City design · 1:00pm Jul 8th, 2016
So I'm still thinking about the Yako Mamma idea and the snag I'm hitting on is that snakes like this are only known in the equator rain forests, keeping one would obviously require a very advanced civilization, and there never have been any great civilizations in the Amazon or the Congo.
It seems ironic since the equator naturally gets more rain than anywhere else, and rain means food production which is the foundation of civilization; but food production also requires wide open spaces for mass agriculture and/or livestock. The other thing is that the Amazon and Congo water levels vary dramatically with the seasons, so any major city there would need to deal with it's river being 20 feet higher in the wet season than the dry season.

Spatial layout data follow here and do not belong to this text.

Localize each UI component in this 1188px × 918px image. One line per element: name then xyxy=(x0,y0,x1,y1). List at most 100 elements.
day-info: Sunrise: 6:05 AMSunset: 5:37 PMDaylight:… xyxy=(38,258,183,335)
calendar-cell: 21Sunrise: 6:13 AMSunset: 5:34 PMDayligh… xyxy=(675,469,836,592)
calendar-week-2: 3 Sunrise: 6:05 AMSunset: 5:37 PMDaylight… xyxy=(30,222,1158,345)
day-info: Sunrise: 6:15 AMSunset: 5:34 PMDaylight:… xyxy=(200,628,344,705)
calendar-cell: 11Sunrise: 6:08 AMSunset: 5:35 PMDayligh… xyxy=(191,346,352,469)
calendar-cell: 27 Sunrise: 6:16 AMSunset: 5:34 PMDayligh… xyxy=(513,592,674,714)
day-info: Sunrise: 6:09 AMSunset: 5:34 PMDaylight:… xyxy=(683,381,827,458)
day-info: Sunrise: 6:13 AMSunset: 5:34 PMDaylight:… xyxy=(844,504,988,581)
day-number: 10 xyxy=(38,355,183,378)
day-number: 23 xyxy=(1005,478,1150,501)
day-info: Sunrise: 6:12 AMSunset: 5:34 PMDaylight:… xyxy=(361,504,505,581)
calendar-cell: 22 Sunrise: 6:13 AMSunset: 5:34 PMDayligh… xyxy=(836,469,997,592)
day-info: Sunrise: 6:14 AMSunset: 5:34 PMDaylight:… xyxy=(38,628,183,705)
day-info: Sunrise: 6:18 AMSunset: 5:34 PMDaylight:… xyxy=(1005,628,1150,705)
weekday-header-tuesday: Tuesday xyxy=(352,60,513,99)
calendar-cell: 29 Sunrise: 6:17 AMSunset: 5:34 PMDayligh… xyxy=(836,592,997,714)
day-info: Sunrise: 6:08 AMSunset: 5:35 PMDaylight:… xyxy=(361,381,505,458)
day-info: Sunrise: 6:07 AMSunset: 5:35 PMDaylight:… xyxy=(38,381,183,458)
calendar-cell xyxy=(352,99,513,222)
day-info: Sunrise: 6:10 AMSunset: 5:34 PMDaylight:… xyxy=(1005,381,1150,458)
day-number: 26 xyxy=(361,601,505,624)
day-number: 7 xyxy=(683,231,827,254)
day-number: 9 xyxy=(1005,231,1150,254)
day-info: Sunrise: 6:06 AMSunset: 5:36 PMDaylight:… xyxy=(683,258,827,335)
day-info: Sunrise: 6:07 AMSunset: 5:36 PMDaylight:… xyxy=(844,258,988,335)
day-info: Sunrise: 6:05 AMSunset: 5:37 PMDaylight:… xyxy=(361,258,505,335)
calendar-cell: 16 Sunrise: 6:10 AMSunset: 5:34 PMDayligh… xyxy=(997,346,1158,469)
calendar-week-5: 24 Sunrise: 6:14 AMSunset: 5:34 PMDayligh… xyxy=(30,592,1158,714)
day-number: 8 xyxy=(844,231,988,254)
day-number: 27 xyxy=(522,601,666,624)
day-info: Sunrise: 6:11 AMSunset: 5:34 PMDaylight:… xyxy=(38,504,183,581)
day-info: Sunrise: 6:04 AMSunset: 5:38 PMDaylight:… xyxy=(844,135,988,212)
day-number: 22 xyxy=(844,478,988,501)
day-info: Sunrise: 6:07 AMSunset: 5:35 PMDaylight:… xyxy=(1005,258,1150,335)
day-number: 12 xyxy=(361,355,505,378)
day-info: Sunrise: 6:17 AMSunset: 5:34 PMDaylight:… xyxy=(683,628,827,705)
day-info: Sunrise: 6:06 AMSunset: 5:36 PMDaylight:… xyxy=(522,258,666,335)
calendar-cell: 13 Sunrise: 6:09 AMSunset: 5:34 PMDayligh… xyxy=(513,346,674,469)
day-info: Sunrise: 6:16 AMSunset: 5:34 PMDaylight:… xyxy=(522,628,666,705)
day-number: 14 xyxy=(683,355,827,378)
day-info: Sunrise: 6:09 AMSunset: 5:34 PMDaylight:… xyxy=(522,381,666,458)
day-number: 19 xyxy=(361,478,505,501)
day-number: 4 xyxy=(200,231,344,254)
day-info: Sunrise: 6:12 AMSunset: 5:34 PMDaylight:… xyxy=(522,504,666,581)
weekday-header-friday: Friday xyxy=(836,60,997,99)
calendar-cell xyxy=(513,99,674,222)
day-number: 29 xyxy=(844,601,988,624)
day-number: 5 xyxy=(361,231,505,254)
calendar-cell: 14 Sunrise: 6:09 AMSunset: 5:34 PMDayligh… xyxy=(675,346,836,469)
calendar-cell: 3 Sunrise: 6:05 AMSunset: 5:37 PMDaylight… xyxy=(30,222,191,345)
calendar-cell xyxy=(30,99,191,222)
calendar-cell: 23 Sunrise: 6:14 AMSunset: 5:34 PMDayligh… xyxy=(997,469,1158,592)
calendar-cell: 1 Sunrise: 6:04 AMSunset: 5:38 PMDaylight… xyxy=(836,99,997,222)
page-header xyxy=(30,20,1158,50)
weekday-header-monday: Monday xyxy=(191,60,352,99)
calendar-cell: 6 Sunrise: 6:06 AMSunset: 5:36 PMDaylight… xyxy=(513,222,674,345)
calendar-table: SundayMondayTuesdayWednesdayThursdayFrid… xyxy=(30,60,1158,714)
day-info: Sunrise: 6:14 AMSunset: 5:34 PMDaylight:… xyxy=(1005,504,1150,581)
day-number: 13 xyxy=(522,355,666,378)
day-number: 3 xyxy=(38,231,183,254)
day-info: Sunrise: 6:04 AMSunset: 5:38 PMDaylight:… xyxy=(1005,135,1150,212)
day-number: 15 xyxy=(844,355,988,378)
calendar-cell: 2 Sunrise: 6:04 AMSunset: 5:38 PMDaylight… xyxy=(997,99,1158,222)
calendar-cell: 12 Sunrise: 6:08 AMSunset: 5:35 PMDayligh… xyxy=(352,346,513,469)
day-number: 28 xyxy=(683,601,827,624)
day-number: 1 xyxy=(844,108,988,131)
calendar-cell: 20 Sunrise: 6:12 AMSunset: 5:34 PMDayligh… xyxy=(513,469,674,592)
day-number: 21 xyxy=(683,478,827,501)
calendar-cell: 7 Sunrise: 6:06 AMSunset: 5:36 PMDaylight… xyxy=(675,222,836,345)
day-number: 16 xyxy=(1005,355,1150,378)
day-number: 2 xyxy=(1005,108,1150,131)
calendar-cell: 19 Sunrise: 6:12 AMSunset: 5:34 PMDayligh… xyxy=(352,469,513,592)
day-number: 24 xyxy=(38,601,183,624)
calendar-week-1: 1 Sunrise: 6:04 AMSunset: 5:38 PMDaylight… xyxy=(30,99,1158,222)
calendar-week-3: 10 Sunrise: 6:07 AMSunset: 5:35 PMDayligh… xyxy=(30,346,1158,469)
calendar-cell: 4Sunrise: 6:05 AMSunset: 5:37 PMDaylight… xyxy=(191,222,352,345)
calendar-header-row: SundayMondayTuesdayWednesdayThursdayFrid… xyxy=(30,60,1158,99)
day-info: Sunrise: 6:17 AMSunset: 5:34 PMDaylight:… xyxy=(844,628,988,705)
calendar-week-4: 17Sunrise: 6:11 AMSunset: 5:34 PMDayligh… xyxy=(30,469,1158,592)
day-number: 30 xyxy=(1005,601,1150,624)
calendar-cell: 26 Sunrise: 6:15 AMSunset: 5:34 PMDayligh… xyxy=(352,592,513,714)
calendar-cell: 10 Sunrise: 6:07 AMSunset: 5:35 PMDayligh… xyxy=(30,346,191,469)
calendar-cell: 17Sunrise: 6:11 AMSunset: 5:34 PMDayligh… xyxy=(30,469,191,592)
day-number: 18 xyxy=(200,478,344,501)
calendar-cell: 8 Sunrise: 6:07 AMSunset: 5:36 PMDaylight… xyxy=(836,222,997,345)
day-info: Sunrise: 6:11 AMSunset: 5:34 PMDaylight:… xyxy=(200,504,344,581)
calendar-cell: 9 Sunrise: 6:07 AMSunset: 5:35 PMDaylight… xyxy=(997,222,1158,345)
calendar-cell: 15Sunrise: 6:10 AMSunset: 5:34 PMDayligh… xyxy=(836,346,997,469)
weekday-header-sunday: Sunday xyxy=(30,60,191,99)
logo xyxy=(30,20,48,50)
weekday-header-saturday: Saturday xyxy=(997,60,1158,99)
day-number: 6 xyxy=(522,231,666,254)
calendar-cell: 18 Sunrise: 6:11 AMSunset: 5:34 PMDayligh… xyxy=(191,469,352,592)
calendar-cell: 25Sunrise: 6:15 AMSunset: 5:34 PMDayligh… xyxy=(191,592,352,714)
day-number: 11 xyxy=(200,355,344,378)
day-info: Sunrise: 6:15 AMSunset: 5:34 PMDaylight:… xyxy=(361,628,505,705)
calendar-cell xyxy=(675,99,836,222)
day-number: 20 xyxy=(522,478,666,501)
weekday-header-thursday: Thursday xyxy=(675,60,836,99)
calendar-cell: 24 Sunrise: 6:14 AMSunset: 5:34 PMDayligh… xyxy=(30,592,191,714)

To have a major city there you would either need to have one epic drainage system, or have everything on stilts, have a city of houseboats, or else a city where large parts of it disapeared for half the year.
There have been some reports of snakes almost this big in India, but I think those were older, and it's highly unlikely snakes this big could live in India now and be undetected; but Ancient India/ south-east Asia did have advanced civilizations in climates that could almost sustain Yako Mamma type reptiles.
There was the Khmer Empire in modern Cambodia was one such highly advanced civilization on the floodplains that made massive irrigation systems, but they ultimately were destroyed because they had about 30 years of having less rain than usual, during which they restructured their canals to handle less water, and then started having massive monsoons that flooded their capital every year, forcing them to abandon it and ultimately ending their civilization.
I'll probably look more into Khmer and Indian history to get some ideas, but does anyone want to talk about city design in rain-forests/ floodplains?